Lydia went to speak but faltered when she noticed on the corner of the desk, surrounded by Irene’s collection of tiny ceramic chickens, a glass goblet brimming with chocolates. Little spheres wrapped in shiny blue foil.
“Help yourself,” Irene said, nodding toward the treats.
Lydia quietly declined. She didn’t mention that she hadn’t had a bite of chocolate since smelling the melted knot of it in Joey’s jeans as he hanged, nor that those blue foil wrappers looked weirdly familiar.
“People sit in that chair for all kinds of reasons,” Irene said. “But in all cases what they’re really hoping for is a ticket to time travel. Usually it’s a worthwhile trip in the end, but sometimes the journey is far harsher than they could ever imagine. Sitting there, where you are, is an enormous step in a lot of people’s lives. The chocolate helps, is all.”
Irene slid the application back to Lydia.
“Use your current name,” she added in a low voice, “but also your former name.”
Lydia felt her face growing hot.
“I’m sorry,” Irene continued. “Both names need to be on there for this to be considered. I’m just trying to help.”
“How did you—?”
Irene placed her ringless hand atop Lydia’s fist, like a starfish swathing a mollusk.
“You have that kind of a face, even after twenty years. I’m very sorry about what happened to you. I’ll do everything I can to help, Lydia.”
Lydia snatched up the pen and scrawled Lydia Gladwell under “Former Legal Names,” then passed the application back across the desk.

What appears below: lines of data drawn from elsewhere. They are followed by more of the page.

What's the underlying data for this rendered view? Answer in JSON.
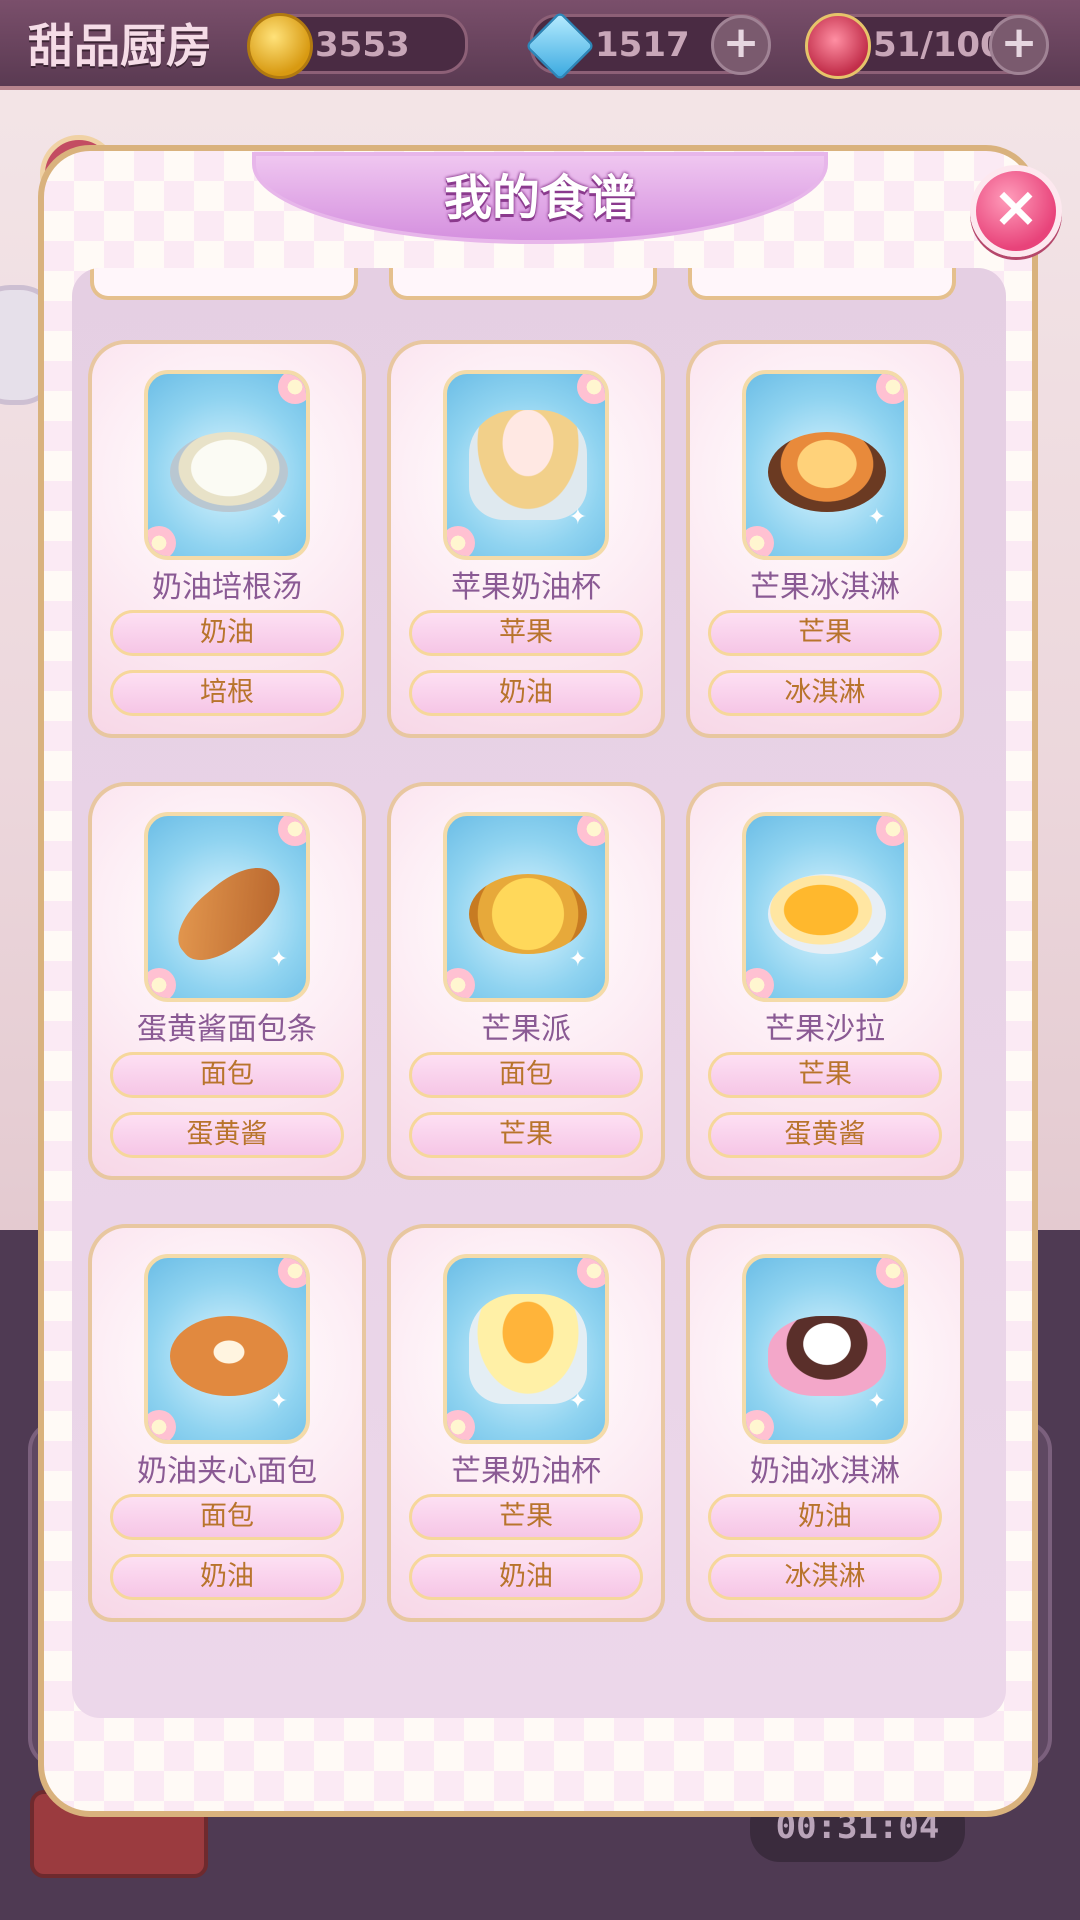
{
  "header": {
    "title": "甜品厨房",
    "coins": "3553",
    "gems": "1517",
    "roses": "51/100",
    "plus_label": "+",
    "icons": {
      "coin": "coin-icon",
      "gem": "diamond-icon",
      "rose": "rose-icon"
    }
  },
  "background": {
    "help_label": "?",
    "timer": "00:31:04"
  },
  "dialog": {
    "title": "我的食谱",
    "close_label": "×"
  },
  "recipes": [
    {
      "name": "奶油培根汤",
      "ingredients": [
        "奶油",
        "培根"
      ],
      "image": "cream-bacon-soup"
    },
    {
      "name": "苹果奶油杯",
      "ingredients": [
        "苹果",
        "奶油"
      ],
      "image": "apple-cream-cup"
    },
    {
      "name": "芒果冰淇淋",
      "ingredients": [
        "芒果",
        "冰淇淋"
      ],
      "image": "mango-ice-cream"
    },
    {
      "name": "蛋黄酱面包条",
      "ingredients": [
        "面包",
        "蛋黄酱"
      ],
      "image": "mayo-breadstick"
    },
    {
      "name": "芒果派",
      "ingredients": [
        "面包",
        "芒果"
      ],
      "image": "mango-pie"
    },
    {
      "name": "芒果沙拉",
      "ingredients": [
        "芒果",
        "蛋黄酱"
      ],
      "image": "mango-salad"
    },
    {
      "name": "奶油夹心面包",
      "ingredients": [
        "面包",
        "奶油"
      ],
      "image": "cream-filled-bread"
    },
    {
      "name": "芒果奶油杯",
      "ingredients": [
        "芒果",
        "奶油"
      ],
      "image": "mango-cream-cup"
    },
    {
      "name": "奶油冰淇淋",
      "ingredients": [
        "奶油",
        "冰淇淋"
      ],
      "image": "cream-ice-cream"
    }
  ],
  "colors": {
    "title_purple": "#8a5a94",
    "ingredient_text": "#b8742c",
    "ribbon": "#d590df",
    "close_pink": "#e8437a"
  }
}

“Like I said,” Irene said, “don’t get your hopes up, but I’ll do what I can. Lord knows you deserve it. You were a very brave little girl.”

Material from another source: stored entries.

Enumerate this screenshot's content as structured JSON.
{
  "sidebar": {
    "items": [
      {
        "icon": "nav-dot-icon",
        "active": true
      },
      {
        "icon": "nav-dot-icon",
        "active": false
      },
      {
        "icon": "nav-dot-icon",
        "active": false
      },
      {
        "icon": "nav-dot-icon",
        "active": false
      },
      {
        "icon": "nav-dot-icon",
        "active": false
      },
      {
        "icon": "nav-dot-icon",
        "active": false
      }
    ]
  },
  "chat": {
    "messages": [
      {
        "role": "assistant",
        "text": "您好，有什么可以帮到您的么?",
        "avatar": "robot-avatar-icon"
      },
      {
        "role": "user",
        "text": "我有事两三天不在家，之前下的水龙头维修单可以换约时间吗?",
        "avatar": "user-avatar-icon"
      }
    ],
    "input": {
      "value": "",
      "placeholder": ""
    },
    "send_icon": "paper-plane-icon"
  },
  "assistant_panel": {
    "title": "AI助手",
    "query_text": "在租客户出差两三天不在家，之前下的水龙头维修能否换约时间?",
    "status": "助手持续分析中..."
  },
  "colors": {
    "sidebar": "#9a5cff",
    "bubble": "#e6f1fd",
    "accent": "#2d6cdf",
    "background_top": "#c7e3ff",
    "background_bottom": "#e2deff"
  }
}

As Lydia stepped out in the hallway, feeling raw and anxious, Raj came down the hall to meet her.
“What happened? Lydia, you look kind of . . . not well. Like somebody died.”

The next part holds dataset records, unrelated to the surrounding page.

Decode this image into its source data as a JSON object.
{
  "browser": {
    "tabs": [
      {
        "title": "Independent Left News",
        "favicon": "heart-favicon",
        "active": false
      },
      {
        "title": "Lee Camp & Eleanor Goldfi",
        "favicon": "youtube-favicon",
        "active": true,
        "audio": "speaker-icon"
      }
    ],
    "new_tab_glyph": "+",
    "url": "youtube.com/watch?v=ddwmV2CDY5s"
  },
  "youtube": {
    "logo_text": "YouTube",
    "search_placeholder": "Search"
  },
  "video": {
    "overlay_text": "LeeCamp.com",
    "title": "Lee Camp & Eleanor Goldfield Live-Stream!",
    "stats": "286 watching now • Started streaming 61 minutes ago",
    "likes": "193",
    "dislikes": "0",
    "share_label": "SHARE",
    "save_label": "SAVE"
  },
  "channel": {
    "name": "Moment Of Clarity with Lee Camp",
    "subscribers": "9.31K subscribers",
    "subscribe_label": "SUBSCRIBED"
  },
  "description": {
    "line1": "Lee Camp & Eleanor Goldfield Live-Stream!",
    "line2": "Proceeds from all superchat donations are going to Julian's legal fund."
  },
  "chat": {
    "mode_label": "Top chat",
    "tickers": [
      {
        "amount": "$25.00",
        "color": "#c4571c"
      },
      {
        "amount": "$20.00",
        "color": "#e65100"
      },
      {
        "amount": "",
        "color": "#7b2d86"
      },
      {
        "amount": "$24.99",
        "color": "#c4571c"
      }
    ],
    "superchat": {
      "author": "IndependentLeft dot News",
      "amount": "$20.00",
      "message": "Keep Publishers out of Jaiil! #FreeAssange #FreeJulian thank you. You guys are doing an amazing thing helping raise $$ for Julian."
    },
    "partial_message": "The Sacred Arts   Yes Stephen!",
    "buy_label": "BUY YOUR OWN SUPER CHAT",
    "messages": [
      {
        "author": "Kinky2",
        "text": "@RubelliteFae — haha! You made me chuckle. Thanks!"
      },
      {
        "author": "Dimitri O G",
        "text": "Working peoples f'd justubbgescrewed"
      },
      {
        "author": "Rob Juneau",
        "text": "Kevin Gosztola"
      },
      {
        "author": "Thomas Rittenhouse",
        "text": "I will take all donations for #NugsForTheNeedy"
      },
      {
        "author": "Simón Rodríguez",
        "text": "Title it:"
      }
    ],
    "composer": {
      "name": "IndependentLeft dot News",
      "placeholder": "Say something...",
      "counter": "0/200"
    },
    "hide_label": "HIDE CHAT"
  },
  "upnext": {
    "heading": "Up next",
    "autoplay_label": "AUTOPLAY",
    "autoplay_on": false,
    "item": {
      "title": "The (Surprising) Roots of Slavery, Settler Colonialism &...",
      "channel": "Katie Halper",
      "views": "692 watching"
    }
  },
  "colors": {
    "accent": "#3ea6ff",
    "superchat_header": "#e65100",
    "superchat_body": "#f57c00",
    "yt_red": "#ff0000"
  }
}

“I think,” she said, “that Joey was here. In that office. Right around when he died.”
“Whoa. Did she tell you that?”
“Chocolate did.”
Raj looked at her with concern, then held her forearm. As he guided her past the counter, the clerk sat up straight and stared at Lydia as if she were a statue, something he might prop in his garden.
“Oh, and guess what?” she said to Raj. “You are now officially my Primary Reference!”
“Oh baby,” Raj said loudly, throwing his arm around her shoulder. “You’re goddamned right I am!”
The clerk grumbled to himself as they left.
Three hours later, Lydia and Raj were stepping into Lydia’s apartment, warmed by the beers and bowls of noodles they’d consumed in a Colfax hole on the walk home. David was working late, wrapping up a conference in Fort Collins, so he wasn’t expected for a few more hours—or was it tomorrow? Lydia couldn’t remember. She could, however, remember that he and Raj had yet to meet.
Raj was sidled up to the coffee table, grinding his knees into the carpet, and losing his sixth game of Uno when the phone rang. As soon as Lydia heard it, she sensed that it had been ringing all day, echoing through her empty apartment. She walked to the kitchen and answered.
“That you? Christ, you’re tough to track down.”
“Who is this?” she said, cupping her mouth with her palm. “Is this—Dad?”
“It’s real good to hear you, little girl.”
Little girl. Lydia slammed down the phone.
“Was it David?” Raj asked, looking up. When she didn’t answer he went back to shuffling the cards.
Lydia ran to the bathroom and splashed cold water across her face.